Citing current and former officials, the New York Times has claimed that Khalid Shaikh Mohammed, an alleged leading member of al-Qa’ida held in an undisclosed location for more than a year, has been subjected to interrogation techniques including “water boarding” in which the prisoner is forcibly pushed under water to the point that he believes he will drown.

“This would be a clear case of torture”, Amnesty International said, adding that water submersion is a technique that has been used by countries notorious for their use of torture.

The New York Times states that the techniques used against Khalid Shaikh Mohammed were among a set of secret rules approved by the administration for use against “high value” detainees in the so-called “war on terror”.

Separately, Secretary of Defence Donald Rumsfeld told a Senate committee yesterday that Pentagon lawyers had approved methods of interrogation in Iraq such as “sleep management”, “dietary manipulation” and “stress positions”.

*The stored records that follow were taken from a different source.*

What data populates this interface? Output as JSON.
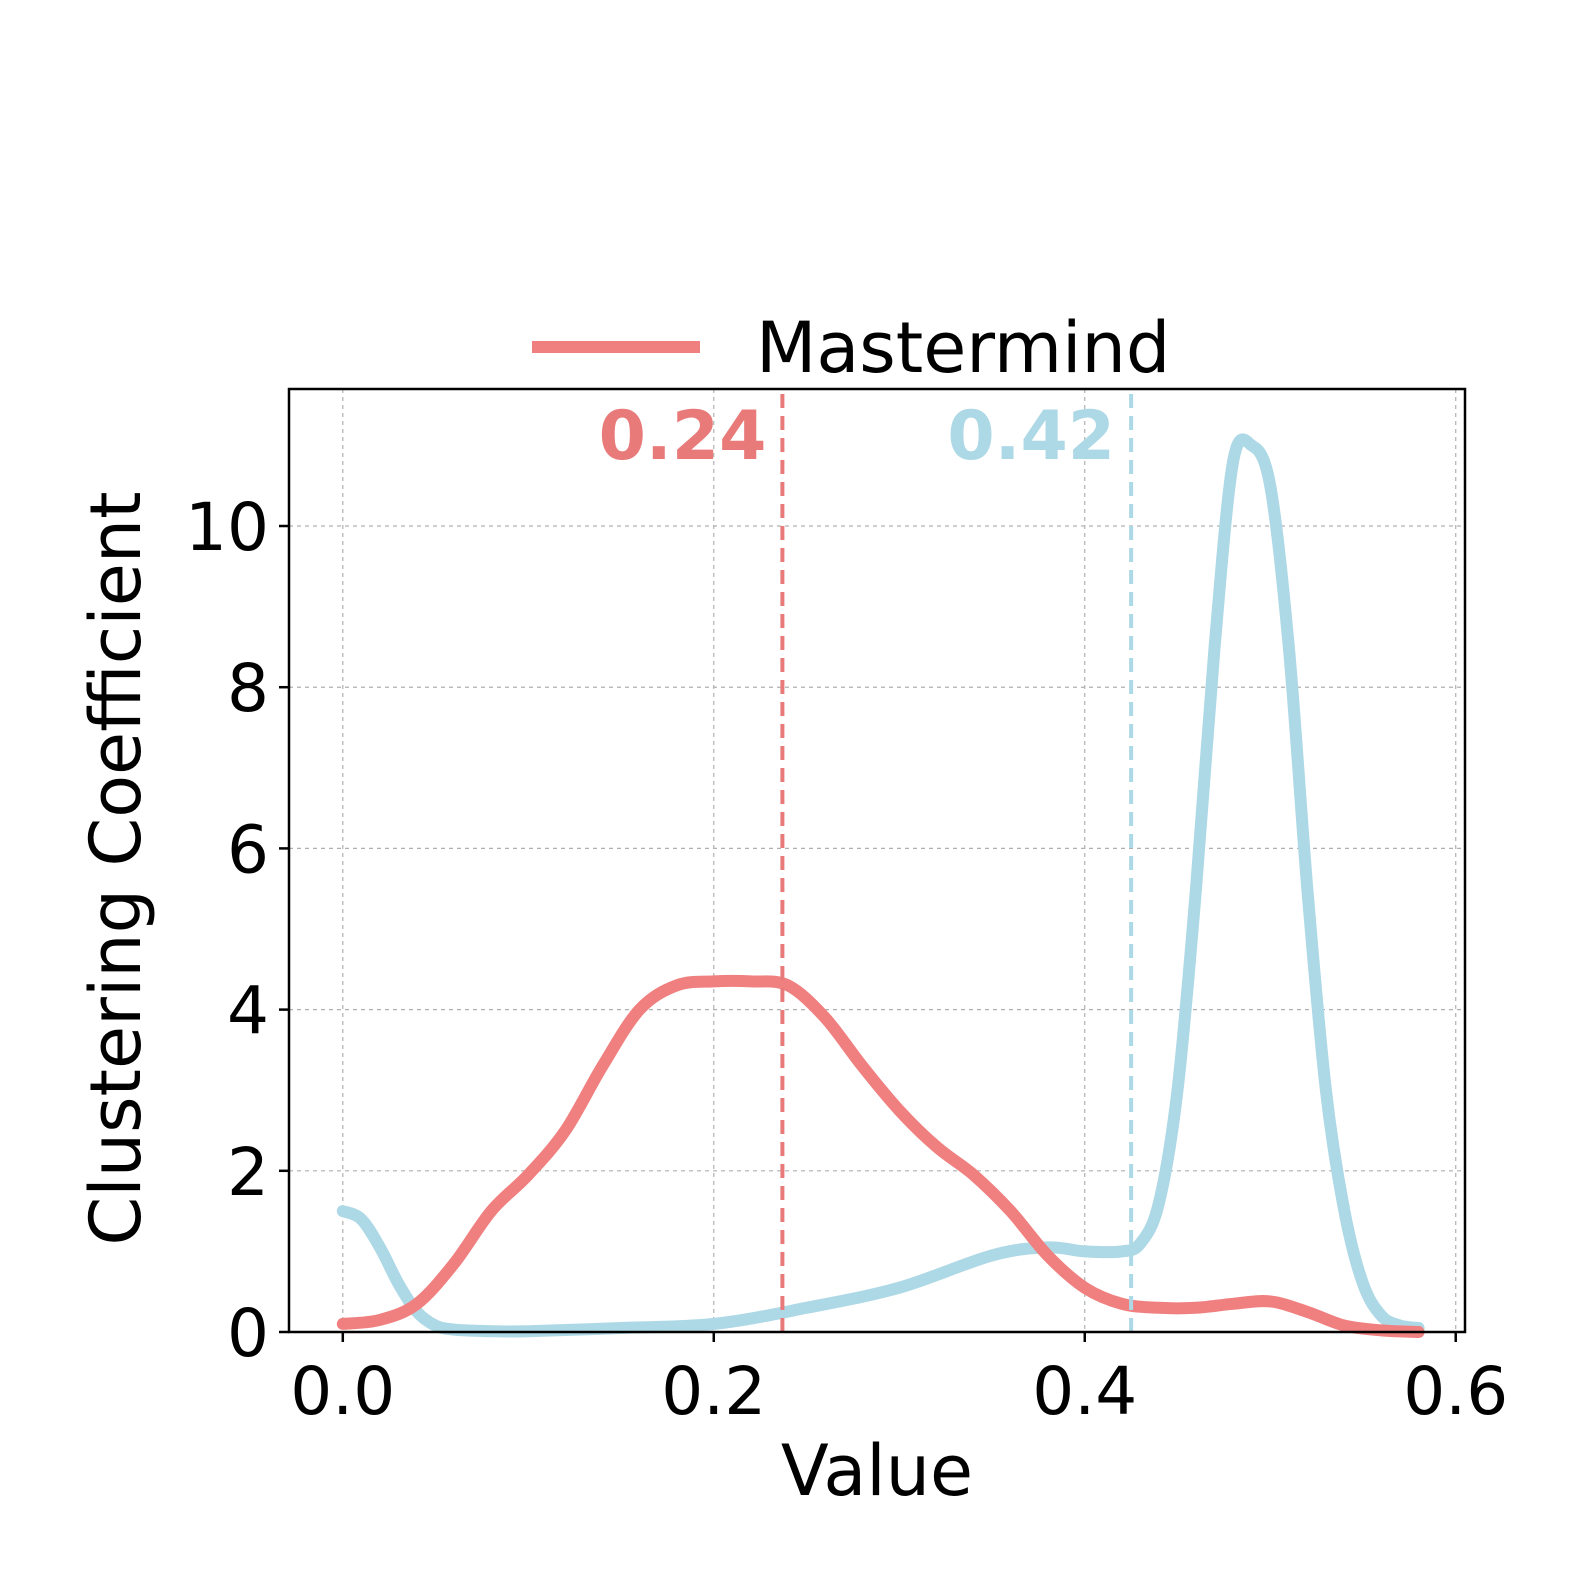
{
  "chart_data": {
    "type": "line",
    "xlabel": "Value",
    "ylabel": "Clustering Coefficient",
    "xlim": [
      -0.029,
      0.605
    ],
    "ylim": [
      0,
      11.7
    ],
    "xticks": [
      0.0,
      0.2,
      0.4,
      0.6
    ],
    "xtick_labels": [
      "0.0",
      "0.2",
      "0.4",
      "0.6"
    ],
    "yticks": [
      0,
      2,
      4,
      6,
      8,
      10
    ],
    "ytick_labels": [
      "0",
      "2",
      "4",
      "6",
      "8",
      "10"
    ],
    "grid": true,
    "legend": {
      "position": "top-center",
      "entries": [
        "Mastermind"
      ]
    },
    "series": [
      {
        "name": "Mastermind",
        "color": "#f08080",
        "x": [
          0.0,
          0.02,
          0.04,
          0.06,
          0.08,
          0.1,
          0.12,
          0.14,
          0.16,
          0.18,
          0.2,
          0.22,
          0.24,
          0.26,
          0.28,
          0.3,
          0.32,
          0.34,
          0.36,
          0.38,
          0.4,
          0.42,
          0.44,
          0.46,
          0.48,
          0.5,
          0.52,
          0.54,
          0.56,
          0.58
        ],
        "values": [
          0.1,
          0.15,
          0.35,
          0.85,
          1.5,
          1.95,
          2.5,
          3.3,
          4.0,
          4.3,
          4.35,
          4.35,
          4.3,
          3.9,
          3.3,
          2.75,
          2.3,
          1.95,
          1.5,
          0.95,
          0.55,
          0.35,
          0.3,
          0.3,
          0.35,
          0.38,
          0.25,
          0.08,
          0.02,
          0.0
        ]
      },
      {
        "name": "",
        "color": "#add8e6",
        "x": [
          0.0,
          0.01,
          0.02,
          0.03,
          0.04,
          0.05,
          0.06,
          0.08,
          0.1,
          0.15,
          0.2,
          0.25,
          0.3,
          0.35,
          0.38,
          0.4,
          0.42,
          0.43,
          0.44,
          0.45,
          0.46,
          0.47,
          0.48,
          0.49,
          0.5,
          0.51,
          0.52,
          0.53,
          0.54,
          0.55,
          0.56,
          0.57,
          0.58
        ],
        "values": [
          1.5,
          1.4,
          1.05,
          0.6,
          0.25,
          0.08,
          0.03,
          0.01,
          0.01,
          0.05,
          0.1,
          0.3,
          0.55,
          0.95,
          1.05,
          1.0,
          1.0,
          1.1,
          1.6,
          3.0,
          5.5,
          8.5,
          10.8,
          11.0,
          10.5,
          8.5,
          5.5,
          3.0,
          1.5,
          0.6,
          0.2,
          0.08,
          0.05
        ]
      }
    ],
    "mean_lines": [
      {
        "value": 0.237,
        "label": "0.24",
        "color": "#e87a7a"
      },
      {
        "value": 0.425,
        "label": "0.42",
        "color": "#add8e6"
      }
    ]
  }
}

Such so-called “stress and duress” techniques have been widely alleged by former detainees held in US custody in Afghanistan some of whom were subsequently transferred to Guantánamo Bay.

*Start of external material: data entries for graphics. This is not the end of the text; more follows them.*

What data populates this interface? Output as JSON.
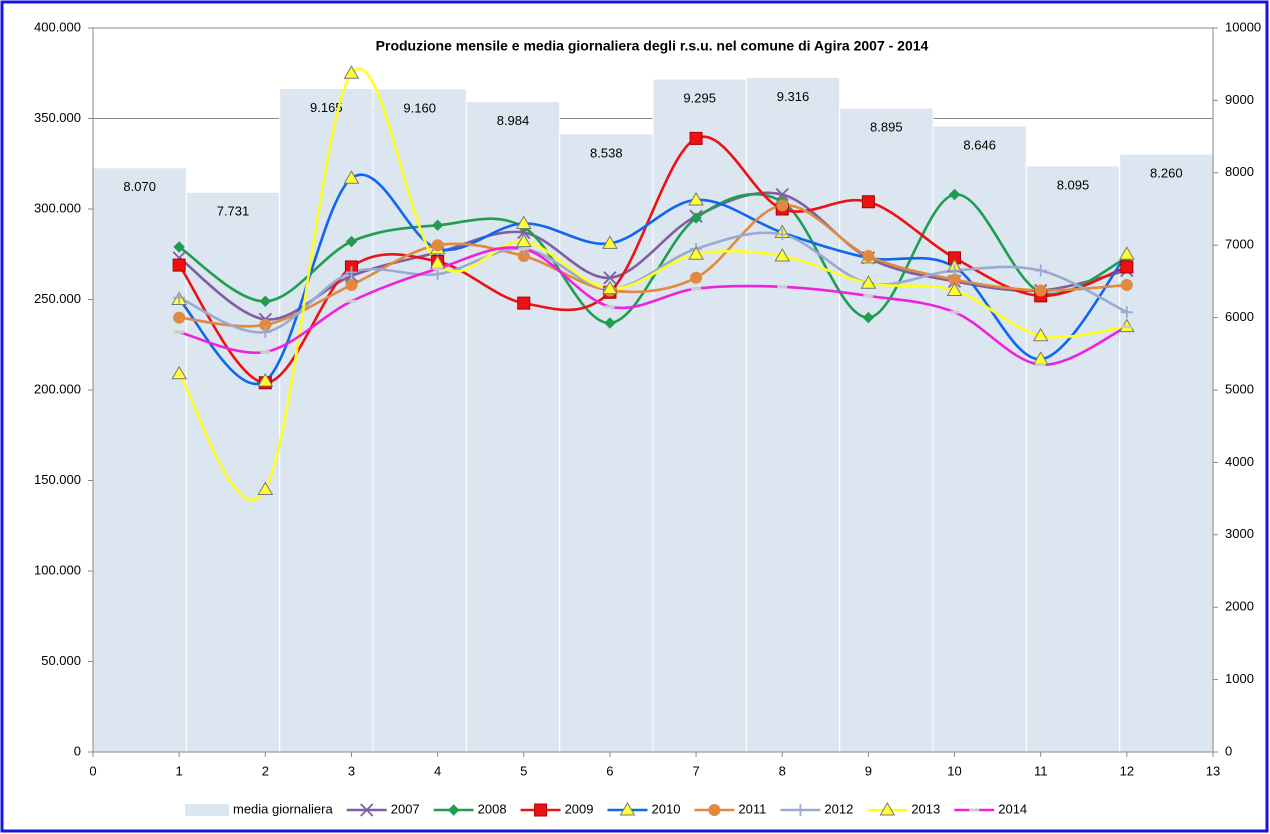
{
  "chart_data": {
    "type": "line",
    "title": "Produzione mensile  e media giornaliera degli r.s.u. nel comune di Agira 2007 - 2014",
    "x": [
      1,
      2,
      3,
      4,
      5,
      6,
      7,
      8,
      9,
      10,
      11,
      12
    ],
    "xlim": [
      0,
      13
    ],
    "xticks": [
      0,
      1,
      2,
      3,
      4,
      5,
      6,
      7,
      8,
      9,
      10,
      11,
      12,
      13
    ],
    "ylim": [
      0,
      400000
    ],
    "yticks": [
      0,
      {
        "value": 50000,
        "label": "50.000"
      },
      {
        "value": 100000,
        "label": "100.000"
      },
      {
        "value": 150000,
        "label": "150.000"
      },
      {
        "value": 200000,
        "label": "200.000"
      },
      {
        "value": 250000,
        "label": "250.000"
      },
      {
        "value": 300000,
        "label": "300.000"
      },
      {
        "value": 350000,
        "label": "350.000"
      },
      {
        "value": 400000,
        "label": "400.000"
      }
    ],
    "y2lim": [
      0,
      10000
    ],
    "y2ticks": [
      0,
      1000,
      2000,
      3000,
      4000,
      5000,
      6000,
      7000,
      8000,
      9000,
      10000
    ],
    "grid": true,
    "bars": {
      "name": "media giornaliera",
      "color": "#dce6f1",
      "axis": "y2",
      "values": [
        8070,
        7731,
        9165,
        9160,
        8984,
        8538,
        9295,
        9316,
        8895,
        8646,
        8095,
        8260
      ],
      "value_labels": [
        "8.070",
        "7.731",
        "9.165",
        "9.160",
        "8.984",
        "8.538",
        "9.295",
        "9.316",
        "8.895",
        "8.646",
        "8.095",
        "8.260"
      ]
    },
    "series": [
      {
        "name": "2007",
        "color": "#7f5f9f",
        "marker": "x",
        "values": [
          273000,
          239000,
          263000,
          276000,
          287000,
          262000,
          296000,
          308000,
          273000,
          260000,
          255000,
          266000
        ]
      },
      {
        "name": "2008",
        "color": "#1e9e4e",
        "marker": "diamond",
        "values": [
          279000,
          249000,
          282000,
          291000,
          290000,
          237000,
          295000,
          304000,
          240000,
          308000,
          254000,
          273000
        ]
      },
      {
        "name": "2009",
        "color": "#ee1111",
        "marker": "square",
        "values": [
          269000,
          204000,
          268000,
          271000,
          248000,
          254000,
          339000,
          300000,
          304000,
          273000,
          252000,
          268000
        ]
      },
      {
        "name": "2010",
        "color": "#1166ee",
        "marker": "triangle",
        "values": [
          250000,
          205000,
          317000,
          278000,
          292000,
          281000,
          305000,
          287000,
          273000,
          268000,
          217000,
          275000
        ]
      },
      {
        "name": "2011",
        "color": "#e08a40",
        "marker": "circle",
        "values": [
          240000,
          236000,
          258000,
          280000,
          274000,
          255000,
          262000,
          302000,
          274000,
          261000,
          255000,
          258000
        ]
      },
      {
        "name": "2012",
        "color": "#9aaad0",
        "marker": "plus",
        "values": [
          251000,
          232000,
          265000,
          264000,
          278000,
          256000,
          278000,
          286000,
          259000,
          266000,
          266000,
          243000
        ]
      },
      {
        "name": "2013",
        "color": "#ffff22",
        "marker": "triangle",
        "values": [
          209000,
          145000,
          375000,
          270000,
          282000,
          256000,
          275000,
          274000,
          259000,
          255000,
          230000,
          235000
        ]
      },
      {
        "name": "2014",
        "color": "#ee22dd",
        "marker": "dash",
        "values": [
          232000,
          221000,
          249000,
          267000,
          278000,
          246000,
          256000,
          257000,
          252000,
          243000,
          214000,
          235000
        ]
      }
    ]
  }
}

Under questioning by the committee, Secretary Rumsfeld said that:

“Any instructions that have been issued or anything that has been authorized by the Department have been checked by the lawyers” and “deemed to be consistent with the Geneva Conventions”.

Amnesty International said:

“These techniques of torture or cruel, inhuman or degrading treatment are grave breaches of the Fourth Geneva Convention, amounting to war crimes, and violate the Convention Against Torture to which the USA is a state party”.

Amnesty International noted that the Committee Against Torture, the expert body established by the Convention Against Torture to oversee its implementation, has expressly held that restraining detainees in painful positions, hooding, threats, and prolonged sleep deprivation are methods of interrogation which violate the prohibition on torture and cruel, inhuman or degrading treatment.

In the past two years, human rights organisations, including Amnesty International, have raised this issue at the highest levels of the US administration.

Amnesty International said:

“The US administration still has not learnt that ill-treatment and abuse are a slippery slope to torture and should be totally prohibited.”

“All US detention facilities around the world, holding prisoners captured in the context of the ‘war on terror’, must be opened to independent monitors and all allegations of torture and cruel treatment subjected to vigorous independent investigation.”

The organisation reiterated that torture is strictly prohibited in all circumstances, including in times of emergency and war.